March 24, 2016
A Texas Tech University researcher has been chosen to receive a prestigious technical achievement award from TAPPI.
Seshadri Ramkumar, a professor of technical textiles and countermeasures to chemical threats in Texas Tech’s Department of Environmental Toxicology and The Institute of Environmental and Human Health (TIEHH), will receive TAPPI’s NET (Nonwovens Engineers and Technologists) Division Technical Achievement Award and the Mark Hollingsworth Prize for technical advancement in the field. The TAPPI NET Division is the world’s leading professional group in the field of nonwoven technology, and the Technical Achievement Award is deemed the highest technical award for the field’s researchers.
“This award has been possible because Texas Tech realized the importance of research in the new field of nonwovens way back in 1999 and supported my effort through the Admiral Zumwalt Program, which helped with the creation of FiberTect decontamination wipe technology,” Ramkumar said. “The research program showcases strong and continuing collaboration between Texas Tech, Reese Center and industry groups such as Plains Cotton Growers, Inc. I am thankful to Texas Tech for providing a supportive research environment that is absolutely needed for any research program to succeed.”

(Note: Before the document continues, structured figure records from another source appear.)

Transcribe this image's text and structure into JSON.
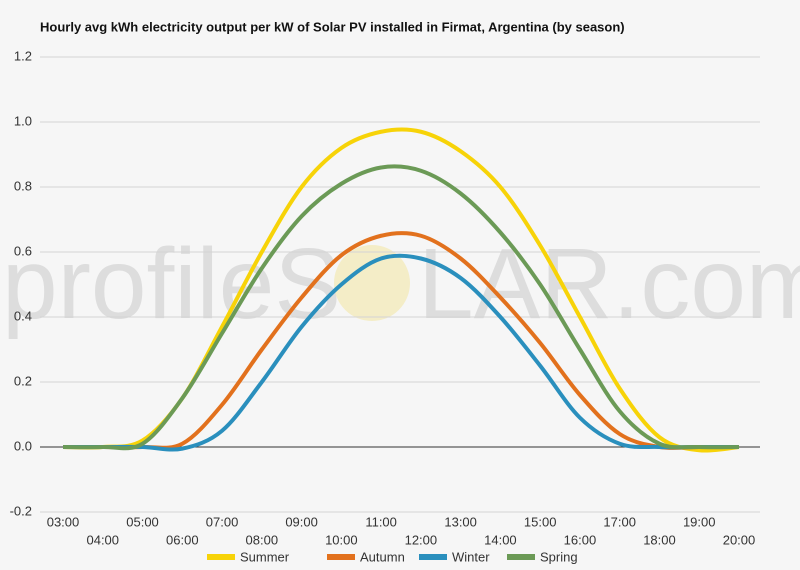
{
  "chart_data": {
    "type": "line",
    "title": "Hourly avg kWh electricity output per kW of Solar PV installed in Firmat, Argentina (by season)",
    "watermark": [
      "profileS",
      "LAR.com"
    ],
    "categories": [
      "03:00",
      "04:00",
      "05:00",
      "06:00",
      "07:00",
      "08:00",
      "09:00",
      "10:00",
      "11:00",
      "12:00",
      "13:00",
      "14:00",
      "15:00",
      "16:00",
      "17:00",
      "18:00",
      "19:00",
      "20:00"
    ],
    "series": [
      {
        "name": "Summer",
        "color": "#f7d308",
        "values": [
          0,
          0,
          0.02,
          0.15,
          0.37,
          0.6,
          0.8,
          0.92,
          0.97,
          0.97,
          0.91,
          0.8,
          0.62,
          0.4,
          0.18,
          0.03,
          -0.01,
          0
        ]
      },
      {
        "name": "Autumn",
        "color": "#e2711d",
        "values": [
          0,
          0,
          0,
          0.01,
          0.13,
          0.3,
          0.46,
          0.59,
          0.65,
          0.65,
          0.58,
          0.46,
          0.32,
          0.16,
          0.04,
          0,
          0,
          0
        ]
      },
      {
        "name": "Winter",
        "color": "#2a8fbd",
        "values": [
          0,
          0,
          0,
          -0.005,
          0.05,
          0.2,
          0.37,
          0.5,
          0.58,
          0.58,
          0.52,
          0.4,
          0.25,
          0.09,
          0.01,
          0,
          0,
          0
        ]
      },
      {
        "name": "Spring",
        "color": "#6b9a56",
        "values": [
          0,
          0,
          0.01,
          0.15,
          0.35,
          0.55,
          0.71,
          0.81,
          0.86,
          0.85,
          0.78,
          0.66,
          0.5,
          0.3,
          0.11,
          0.01,
          0,
          0
        ]
      }
    ],
    "ylim": [
      -0.2,
      1.2
    ],
    "yticks": [
      {
        "value": -0.2,
        "label": "-0.2"
      },
      {
        "value": 0,
        "label": "0.0"
      },
      {
        "value": 0.2,
        "label": "0.2"
      },
      {
        "value": 0.4,
        "label": "0.4"
      },
      {
        "value": 0.6,
        "label": "0.6"
      },
      {
        "value": 0.8,
        "label": "0.8"
      },
      {
        "value": 1,
        "label": "1.0"
      },
      {
        "value": 1.2,
        "label": "1.2"
      }
    ],
    "grid": true
  }
}
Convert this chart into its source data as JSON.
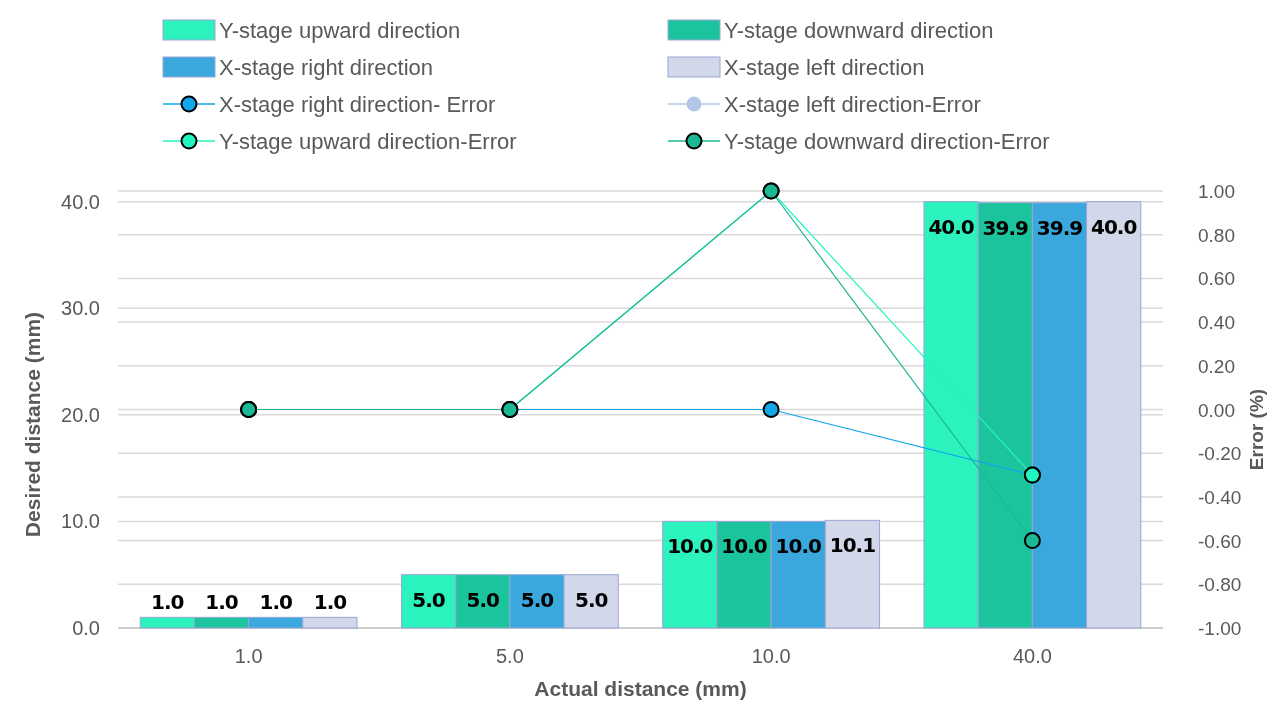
{
  "chart_data": {
    "type": "bar",
    "categories": [
      "1.0",
      "5.0",
      "10.0",
      "40.0"
    ],
    "xlabel": "Actual distance (mm)",
    "ylabel": "Desired distance (mm)",
    "y2label": "Error (%)",
    "ylim": [
      0,
      41
    ],
    "yticks": [
      {
        "value": 0,
        "label": "0.0"
      },
      {
        "value": 10,
        "label": "10.0"
      },
      {
        "value": 20,
        "label": "20.0"
      },
      {
        "value": 30,
        "label": "30.0"
      },
      {
        "value": 40,
        "label": "40.0"
      }
    ],
    "y2lim": [
      -1,
      1
    ],
    "y2ticks": [
      {
        "value": -1,
        "label": "-1.00"
      },
      {
        "value": -0.8,
        "label": "-0.80"
      },
      {
        "value": -0.6,
        "label": "-0.60"
      },
      {
        "value": -0.4,
        "label": "-0.40"
      },
      {
        "value": -0.2,
        "label": "-0.20"
      },
      {
        "value": 0,
        "label": "0.00"
      },
      {
        "value": 0.2,
        "label": "0.20"
      },
      {
        "value": 0.4,
        "label": "0.40"
      },
      {
        "value": 0.6,
        "label": "0.60"
      },
      {
        "value": 0.8,
        "label": "0.80"
      },
      {
        "value": 1,
        "label": "1.00"
      }
    ],
    "grid": "y",
    "legend": "top",
    "marker": "circle",
    "series": [
      {
        "name": "Y-stage upward direction",
        "color": "#2cf2be",
        "values": [
          1.0,
          5.0,
          10.0,
          40.0
        ],
        "value_labels": [
          "1.0",
          "5.0",
          "10.0",
          "40.0"
        ]
      },
      {
        "name": "Y-stage downward direction",
        "color": "#1cc49e",
        "values": [
          1.0,
          5.0,
          10.0,
          39.9
        ],
        "value_labels": [
          "1.0",
          "5.0",
          "10.0",
          "39.9"
        ]
      },
      {
        "name": "X-stage right direction",
        "color": "#3aa8dc",
        "values": [
          1.0,
          5.0,
          10.0,
          39.9
        ],
        "value_labels": [
          "1.0",
          "5.0",
          "10.0",
          "39.9"
        ]
      },
      {
        "name": "X-stage left direction",
        "color": "#d2d8ea",
        "values": [
          1.0,
          5.0,
          10.1,
          40.0
        ],
        "value_labels": [
          "1.0",
          "5.0",
          "10.1",
          "40.0"
        ]
      },
      {
        "name": "X-stage right direction- Error",
        "type": "line",
        "axis": "y2",
        "color": "#10a8e8",
        "values": [
          0,
          0,
          0,
          -0.3
        ]
      },
      {
        "name": "X-stage left direction-Error",
        "type": "line",
        "axis": "y2",
        "color": "#b4c6e7",
        "values": [
          null,
          null,
          null,
          null
        ]
      },
      {
        "name": "Y-stage upward direction-Error",
        "type": "line",
        "axis": "y2",
        "color": "#22f5c0",
        "values": [
          0,
          0,
          1,
          -0.3
        ]
      },
      {
        "name": "Y-stage downward direction-Error",
        "type": "line",
        "axis": "y2",
        "color": "#1bb894",
        "values": [
          0,
          0,
          1,
          -0.6
        ]
      }
    ]
  }
}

Ramkumar’s award will be presented at a May 17 awards dinner during the 2016 NET INC (Innovative Nonwovens Conference) in Cincinnati, Ohio.
“I have known Ram for nearly a decade and am proud to be involved in presenting this well-deserved award to him,” said Larry N. Montague, TAPPI president and CEO. “He is extremely energetic, solid and passionate about the Nonwovens industry, and his leadership skills have helped to drive the TAPPI NET Division forward as a true motivator.”
Ramkumar’s research focuses on developing value-added materials using nonwovens and
nanotechnology. He created FiberTect, a nonwoven decontamination wipe capable of cleaning chemical threat agents, and
supervises the Nonwoven and Advanced Materials Laboratory within TIEHH.
He is an associate editor for the AATCC Journal of Research published by the American Association of Textile Chemists and Colorists.
He serves on the editorial boards of many international peer-reviewed journals, such as the Journal of Engineered Fibers and Fabrics.
He has successfully organized many international conferences on advances in fibrous materials in India, promoting bilateral relations in the field of technical textiles between the United States and India.
He has received an honorary fellowship from the world’s largest textile professional society, Textile Association (India), which has more than 22,000 members.
TAPPI is the leading association for the worldwide pulp, paper, packaging, tissue and converting industries and publisher of Paper360°, Tissue360° and TAPPI Journal. Through information exchange, events, trusted content and networking opportunities, TAPPI helps members elevate their performance by providing solutions that lead to better, faster and more cost-effective ways of doing business. It has provided management training and networking to the industry’s leaders for more than 100 years. For more information, visit TAPPI’s website.
The Institute of Environmental and Human Health was created in 1997 as a joint venture between Texas Tech and the Texas Tech University
Health Sciences Center to assess the impact of toxic chemicals and diseases on the
physical and human environments, including air, water, soil and animal life.
Researchers investigate elements in the environment, both those that are naturally occurring such as disease and those caused by humans, such as nuclear activity, pollution or chemical or bioterrorism, which negatively impact the environment. It is one of the few labs in the country dedicated to environmental toxicology.